Herausragende Küche in Berlin-Charlottenburg - "Anabelas Kitchen"
Manche Restaurants verharren im Schatten der öffentlichen Wahrnehmung und oft auch im toten Winkel der Kritik, weil sie sich schwer einordnen lassen beziehungsweise sich dem Vergleich mit anderen entziehen. "Anabelas Kitchen" ist geradezu ein Paradebeispiel dafür. Mit konventionellen Kriterien und erst recht mit Sternen, Hauben und dergleichen Symbolen kommt man nicht weit, wenn man Speisen gerecht werden möchte, die zunächst rein vom Gefühl her in die Berliner Spitzenregion gehören.
Gleichzeitig erscheinen sie einem so vertraut, dass man bereits während des ersten Besuchs an der Einmündung der Bleibtreu- in die Pestalozzistraße eine Art Stammgastgefühl entwickelt.
Eine herzliche Beziehung zwischen Köchin und Gästen
Obwohl ihre Anabela Campos-Neves eine komplette Ausbildung absolviert und in exzellenten Restaurants gearbeitet hat, vermag man ihrer Arbeit am ehesten gerecht zu werden, wenn man sie weder aus ihrem beruflichen Werdegang noch aus ihrer mediterranen Herkunft ableitet. Ausschlag gebend ist die Beziehung der in Setubal geborenen Köchin – inzwischen fast 40 Jahre in Berlin, davon acht Jahre selbständige Restaurateurin – zu ihren Gästen.
Mindestens ebenso wichtig ist ihr fast zärtlich zu nennender Umgang mit den Zutaten. Und nicht zuletzt überzeugt eine offenkundig nie nachlassende Freude am Küchenhandwerk.
Ohne festes Menü den Geschmack der Gäste erspüren
Im Gespräch am Tisch stellt sie keine feste Karte vor, sondern lediglich Möglichkeiten, die sich mit dem Einkauf des Tages verwirklichen lassen. Gleichzeitig sondiert sie sozusagen die kulinarische Verfassung der Gäste – und es fällt leicht sich vorzustellen, dass sie dabei auch Impulse empfängt, die unterhalb der bewußten Artikulation liegen. Cum grano salis portraitiert Anabela Menschen, die sich ihr anvertrauen, mit den Mitteln der Küche.
Dass Anabelas intuitive Schöpfungen traditionellen Mustern nicht entsprechen möchten, legt bereits die schlicht als "Fischsuppe" angekündigte Löffelspeise mit einem gebratenen Carabineiro gigante im Zentrum nahe. Man mag sie getrost auch als kubistische Bisque bezeichnen. Denn sie hebt sich vom Geschmacksbild unzähliger Hummerauszüge in der Hochgastronomie durch eine kulinarische Vielflächigkeit ab, die gebrochen ist in vitale Stimuli, Verdichtungen und Intervalle.

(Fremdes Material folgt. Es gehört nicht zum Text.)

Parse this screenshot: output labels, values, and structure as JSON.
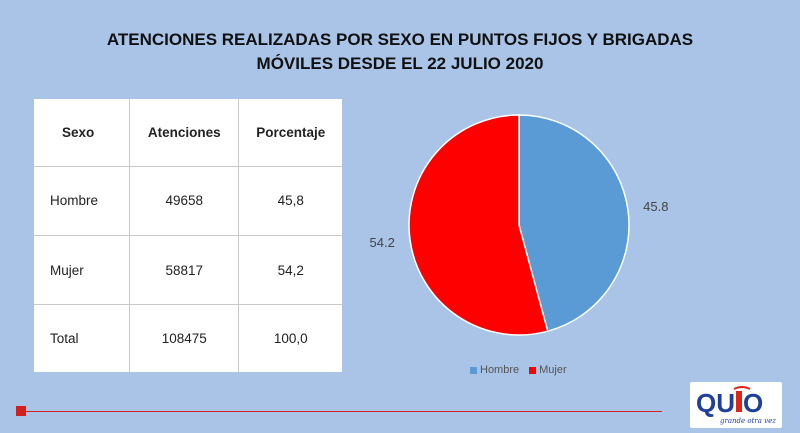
{
  "title": {
    "line1": "ATENCIONES REALIZADAS POR SEXO EN PUNTOS FIJOS Y BRIGADAS",
    "line2": "MÓVILES DESDE EL 22 JULIO 2020"
  },
  "table": {
    "headers": [
      "Sexo",
      "Atenciones",
      "Porcentaje"
    ],
    "rows": [
      [
        "Hombre",
        "49658",
        "45,8"
      ],
      [
        "Mujer",
        "58817",
        "54,2"
      ],
      [
        "Total",
        "108475",
        "100,0"
      ]
    ]
  },
  "chart_data": {
    "type": "pie",
    "categories": [
      "Hombre",
      "Mujer"
    ],
    "values": [
      45.8,
      54.2
    ],
    "data_labels": [
      "45.8",
      "54.2"
    ],
    "colors": [
      "#5b9bd5",
      "#ff0000"
    ],
    "legend": "bottom"
  },
  "logo": {
    "text": "QUITO",
    "tagline": "grande otra vez",
    "colors": {
      "blue": "#1f3f99",
      "red": "#e2231a"
    }
  }
}
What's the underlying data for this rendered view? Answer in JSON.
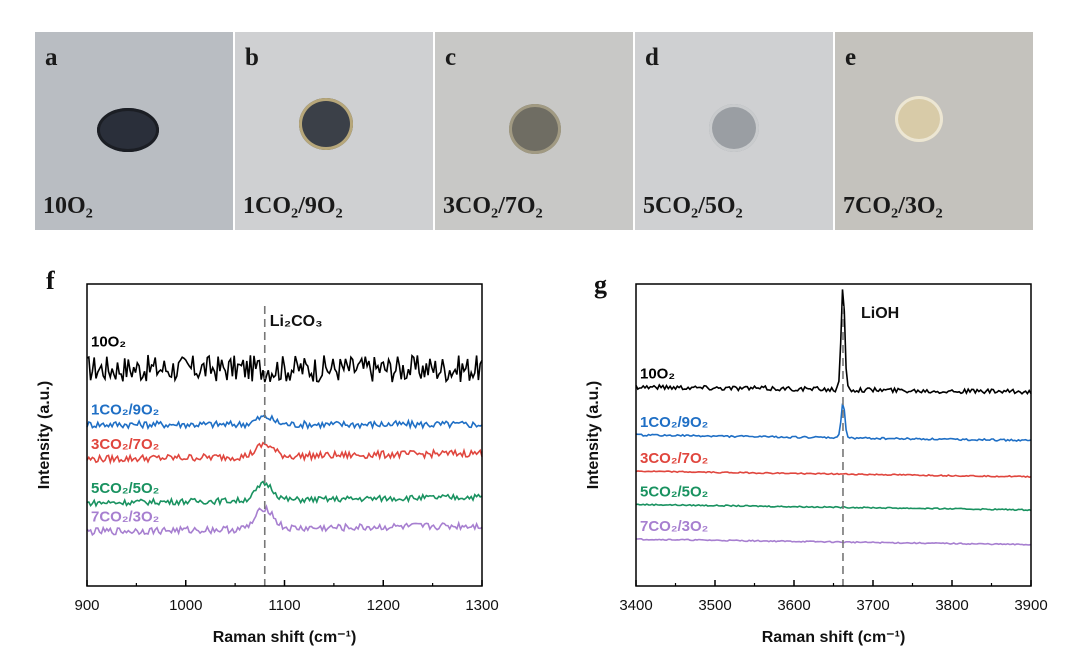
{
  "photos": [
    {
      "letter": "a",
      "condition": "10O₂",
      "bg": "#b9bdc2",
      "disc_fill": "#2a2f3a",
      "disc_rim": "#1b1e24"
    },
    {
      "letter": "b",
      "condition": "1CO₂/9O₂",
      "bg": "#cfd0d2",
      "disc_fill": "#3b4048",
      "disc_rim": "#b7a77a"
    },
    {
      "letter": "c",
      "condition": "3CO₂/7O₂",
      "bg": "#c8c8c6",
      "disc_fill": "#6f6d63",
      "disc_rim": "#a19a82"
    },
    {
      "letter": "d",
      "condition": "5CO₂/5O₂",
      "bg": "#cfd0d2",
      "disc_fill": "#9a9ea3",
      "disc_rim": "#c9cbcd"
    },
    {
      "letter": "e",
      "condition": "7CO₂/3O₂",
      "bg": "#c4c2bd",
      "disc_fill": "#d8cba8",
      "disc_rim": "#ece6d3"
    }
  ],
  "chart_data": [
    {
      "panel": "f",
      "type": "line",
      "xlabel": "Raman shift (cm⁻¹)",
      "ylabel": "Intensity (a.u.)",
      "xlim": [
        900,
        1300
      ],
      "xticks": [
        "900",
        "1000",
        "1100",
        "1200",
        "1300"
      ],
      "yticks": "none",
      "reference_line": {
        "x": 1080,
        "label": "Li₂CO₃"
      },
      "series": [
        {
          "name": "10O₂",
          "color": "#000000",
          "baseline": 0.72,
          "noise": 0.045,
          "peak_height": 0.0
        },
        {
          "name": "1CO₂/9O₂",
          "color": "#1f6fc5",
          "baseline": 0.535,
          "noise": 0.012,
          "peak_height": 0.025
        },
        {
          "name": "3CO₂/7O₂",
          "color": "#e0463e",
          "baseline": 0.42,
          "noise": 0.012,
          "peak_height": 0.04
        },
        {
          "name": "5CO₂/5O₂",
          "color": "#199260",
          "baseline": 0.275,
          "noise": 0.01,
          "peak_height": 0.055
        },
        {
          "name": "7CO₂/3O₂",
          "color": "#a77fd0",
          "baseline": 0.18,
          "noise": 0.012,
          "peak_height": 0.07
        }
      ]
    },
    {
      "panel": "g",
      "type": "line",
      "xlabel": "Raman shift (cm⁻¹)",
      "ylabel": "Intensity (a.u.)",
      "xlim": [
        3400,
        3900
      ],
      "xticks": [
        "3400",
        "3500",
        "3600",
        "3700",
        "3800",
        "3900"
      ],
      "yticks": "none",
      "reference_line": {
        "x": 3662,
        "label": "LiOH"
      },
      "series": [
        {
          "name": "10O₂",
          "color": "#000000",
          "baseline": 0.66,
          "noise": 0.008,
          "peak_height": 0.34
        },
        {
          "name": "1CO₂/9O₂",
          "color": "#1f6fc5",
          "baseline": 0.5,
          "noise": 0.003,
          "peak_height": 0.12
        },
        {
          "name": "3CO₂/7O₂",
          "color": "#e0463e",
          "baseline": 0.38,
          "noise": 0.002,
          "peak_height": 0.0
        },
        {
          "name": "5CO₂/5O₂",
          "color": "#199260",
          "baseline": 0.27,
          "noise": 0.002,
          "peak_height": 0.0
        },
        {
          "name": "7CO₂/3O₂",
          "color": "#a77fd0",
          "baseline": 0.155,
          "noise": 0.002,
          "peak_height": 0.0
        }
      ]
    }
  ]
}
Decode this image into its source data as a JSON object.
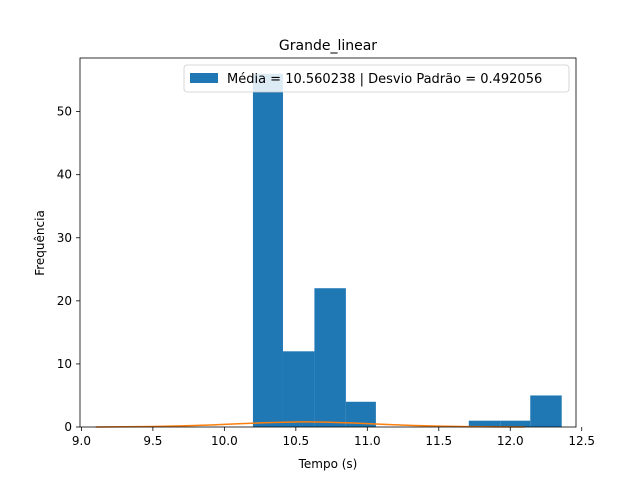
{
  "chart_data": {
    "type": "bar",
    "title": "Grande_linear",
    "xlabel": "Tempo (s)",
    "ylabel": "Frequência",
    "xlim": [
      8.99,
      12.46
    ],
    "ylim": [
      0,
      58.5
    ],
    "xticks": [
      9.0,
      9.5,
      10.0,
      10.5,
      11.0,
      11.5,
      12.0,
      12.5
    ],
    "xtick_labels": [
      "9.0",
      "9.5",
      "10.0",
      "10.5",
      "11.0",
      "11.5",
      "12.0",
      "12.5"
    ],
    "yticks": [
      0,
      10,
      20,
      30,
      40,
      50
    ],
    "ytick_labels": [
      "0",
      "10",
      "20",
      "30",
      "40",
      "50"
    ],
    "grid": false,
    "legend_position": "top-right",
    "histogram": {
      "name": "Média = 10.560238 | Desvio Padrão = 0.492056",
      "color": "#1f77b4",
      "bin_edges": [
        10.2,
        10.41,
        10.63,
        10.85,
        11.06,
        11.28,
        11.5,
        11.71,
        11.93,
        12.14,
        12.36
      ],
      "counts": [
        56,
        12,
        22,
        4,
        0,
        0,
        0,
        1,
        1,
        5
      ]
    },
    "normal_curve": {
      "color": "#ff7f0e",
      "x": [
        9.1,
        9.3,
        9.5,
        9.7,
        9.9,
        10.1,
        10.3,
        10.5,
        10.56,
        10.7,
        10.9,
        11.1,
        11.3,
        11.5,
        11.7,
        11.9,
        12.1
      ],
      "y": [
        0.01,
        0.03,
        0.08,
        0.17,
        0.32,
        0.52,
        0.7,
        0.8,
        0.81,
        0.77,
        0.64,
        0.44,
        0.26,
        0.13,
        0.05,
        0.02,
        0.01
      ]
    }
  }
}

Perfektionierte Detailkunst
Beim Schweinefilet mag noch die Esskultur in Westberliner Studentenlokalen ein wenig nachklingen, aber seine sekundengenaue Zubereitung verjagt die Nostalgie. Stets müssen zwei wache Augen auch auf rotem Spitzkohl, Karotte, auf gründlich gebutterter Fregola Sarda – im Ofen geröstete Graupen aus Hartweizengrieß – mit Schabziger sowie der Rotwein-Demi glace geruht haben. Nicht zuletzt an den wie Ghost Notes in die Komposition eingefügten Cima di rapa und glasierte Eiszapfen wird deutlich, dass die Kochkünstlerin ein unscheinbares Detail genauso in den Brennpunkt rückt wie ein Edelprodukt. Die souveräne Verteilung der geschmacklichen Gewichte, der verschiedenen Beschaffenheiten sowie Temperaturen – überhaupt die Anschlussfähigkeit aller Zutaten, Anabelas Fähigkeit, sie ins Ganze unprätentiös einzubauen – beeindruckt ebenfalls beim Zander auf schwarzem Reis mit Bärlauch-Tofucreme.
Das Flair eines kleinen Kabnietts
Liebevoll gerahmte Bilder, Zeichnungen und Andenken geben dem Lokal das Flair eines kleinen Kabinetts. Gerade auch, weil Anabelas Partnerin Marion Stoltz die Anwesenden mit hohem persönlichen Interesse versorgt, fehlt ihm zur Gänze die falsche Feierlichkeit solcher Orte.
Es sei ein schwerer Fehler, Anabela nicht gekannt zu haben, bekennt ein Berliner Spitzenkoch. Er dürfte für viele sprechen – jetzt und in der Zukunft.